Retraites : nouvelle crise

Didier Migaud, président de la Cour des comptes
(Photo AFP)

Le « Parisien » d’aujourd’hui révèle le contenu d’un rapport de la Cour des comptes, qui sera publié jeudi et indique que les régimes complémentaires de retraite, Agirc et Arrco, sont déficitaires depuis 2009, avec une perte cumulée, entre 2010 et 2013, de 8,2 milliards d’euros. Si rien n’est fait en urgence, les retraites des cadres seront un jour en situation de faillite. Ces révélations montrent que les diverses réformes adoptées par les gouvernements de droite et de gauche étaient tout à fait insuffisantes.

FORT HEUREUSEMENT, les deux régimes disposent de réserves qui leur permettent de tenir le coup, jusqu’en 2018 pour l’Agirc et jusqu’en 2023 pour l’Arrco.
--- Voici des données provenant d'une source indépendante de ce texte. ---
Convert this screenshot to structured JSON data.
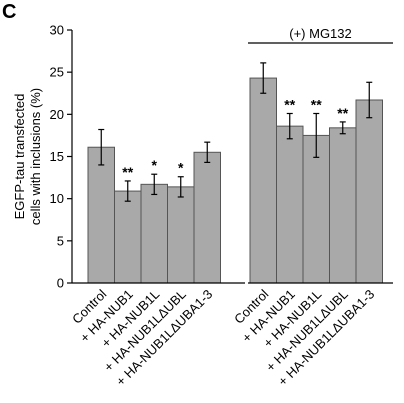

Mais il est logique de s’attaquer dès aujourd’hui à un déficit qui pourrait atteindre 100 milliards d’euros en 2030. Or il faut savoir que les retraites complémentaires, comme la retraite de base, sont gelées depuis près de deux ans. Et pourtant les régimes ont tous été réformés à plusieurs reprises, notamment par les gouvernements Raffarin, Fillon et Ayrault. On sait parfaitement pourquoi les régimes sont déficitaires : la principale raison, en dehors de la générosité des systèmes, c’est une espérance de vie qui ne cesse d’augmenter. La conséquence inévitable de ce constat, c’est que les salariés ne peuvent se contenter de travailler jusqu’à 61 ou 62 ans, mais doivent prolonger leurs carrières progressivement, par exemple de six mois chaque année.

Double recette.

Cette proposition est constamment combattue par les syndicats et par les actifs. Mais, sauf à diminuer le montant des pensions, il n’y a pas de solution vraiment efficace en dehors de l’ajournement de la date de départ. Un individu qui travaille un an de plus ne touche pas sa retraite pendant un an et cotise un an de plus : c’est une double recette. Toute l’Europe a compris le phénomène, seuls les Français s’accrochent, avec l’énergie du désespoir, à un système qui devient intenable avec l’espérance de vie. Pis : les syndicats négocient avec le patronat pour la prise en compte, dans le calcul des pensions, de la pénibilité au travail. Cette prise en compte ne fera que grever le paiements des pensions. Elle instaurera en outre un système abscons qui complique le calcul des montants, car la notion de pénibilité relève plus du subjectif que du quantitatif.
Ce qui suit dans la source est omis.